MySQL Sandbox
Certainly staying on top of the latest version of PHP, MySQL and other packages allows for quicker, efficient, secure and robust development. It can also cause a problem: backwards compatibility.
This brings me to a situation we had sometime ago, a client approached to re-develop their site in Drupal (which is no problem for us), the only constraint was that their current server is running MySQL 4.1, and like I mentioned I'm trying to keep up with the latest and newest version, so naturally we're running 5.1.
While in reality this would not be an issue, I've had so many sour experiences with missing PHP extensions, different Apache versions, even different Linux distributions.
So how to resolve this MySQL dilemma? My first option was to install another instance of MySQL and add another port and socket, sounds easy enough. Wrong, it is a very tedious and confusing process (well at least for me), lack of proper documentation, endless number of packages, not to mention fiddling on a dev server while developers are working and testing and/or clients reviewing, etc, etc.
And that's when I found MySQL Sandbox, as they describe it "MySQL Sandbox is a tool that installs one or more MySQL servers within seconds, easily, securely, and with full control."
All you need to do is download MySQL Sandbox, install, download the version of MySQL you need (version 3 till whatever is out now), run MySQL sandbox with the version of MySQL you want and viola!

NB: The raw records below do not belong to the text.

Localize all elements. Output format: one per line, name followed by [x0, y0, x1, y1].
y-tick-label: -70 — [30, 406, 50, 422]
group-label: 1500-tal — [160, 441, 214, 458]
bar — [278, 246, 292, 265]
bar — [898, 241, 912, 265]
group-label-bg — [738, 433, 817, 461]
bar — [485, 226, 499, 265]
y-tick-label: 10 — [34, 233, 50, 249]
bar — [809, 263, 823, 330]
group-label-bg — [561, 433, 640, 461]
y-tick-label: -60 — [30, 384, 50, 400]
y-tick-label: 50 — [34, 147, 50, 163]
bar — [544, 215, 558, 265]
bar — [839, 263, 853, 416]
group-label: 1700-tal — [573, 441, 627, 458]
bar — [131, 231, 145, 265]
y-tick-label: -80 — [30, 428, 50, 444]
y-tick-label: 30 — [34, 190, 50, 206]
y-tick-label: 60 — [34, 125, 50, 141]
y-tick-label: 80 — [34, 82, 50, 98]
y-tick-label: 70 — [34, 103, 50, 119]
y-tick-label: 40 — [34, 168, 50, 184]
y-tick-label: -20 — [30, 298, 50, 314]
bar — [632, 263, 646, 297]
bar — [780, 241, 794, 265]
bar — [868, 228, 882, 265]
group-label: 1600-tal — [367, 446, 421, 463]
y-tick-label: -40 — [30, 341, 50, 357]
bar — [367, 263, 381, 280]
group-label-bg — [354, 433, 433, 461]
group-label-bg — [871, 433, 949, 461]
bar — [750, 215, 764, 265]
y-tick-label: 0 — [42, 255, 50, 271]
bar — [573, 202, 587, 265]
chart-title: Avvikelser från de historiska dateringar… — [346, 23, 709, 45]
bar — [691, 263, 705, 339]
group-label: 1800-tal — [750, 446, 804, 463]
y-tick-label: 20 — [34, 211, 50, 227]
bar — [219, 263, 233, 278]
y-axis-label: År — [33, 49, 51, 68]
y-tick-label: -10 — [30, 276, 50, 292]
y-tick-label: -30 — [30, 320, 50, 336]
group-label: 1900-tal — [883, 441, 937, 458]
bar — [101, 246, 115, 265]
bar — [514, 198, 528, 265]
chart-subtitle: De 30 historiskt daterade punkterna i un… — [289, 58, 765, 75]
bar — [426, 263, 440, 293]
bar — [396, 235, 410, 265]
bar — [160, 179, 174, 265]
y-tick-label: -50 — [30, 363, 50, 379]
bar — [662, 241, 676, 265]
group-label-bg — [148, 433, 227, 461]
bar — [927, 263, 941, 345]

You have a separate instance of MySQL. You can connect just by changing the port number and socket to the version of MySQL you want to run (e.g if the version is 4.1.22 your port will be 4122).
The setup is very seamless, you must have Python installed, and then add the MySQL Sandbox start script to your Linux startup so it loads back up in case your server takes a fall in the middle of the night.
The only issue I've found so far is that it keeps the created Databases on RAM/VRAM so once you reboot your server your MySQL Sandbox DB's disappear. So it should not be used for production purposes, I believe with some work you can probably set up the Sandbox for production, although I would not recommend it.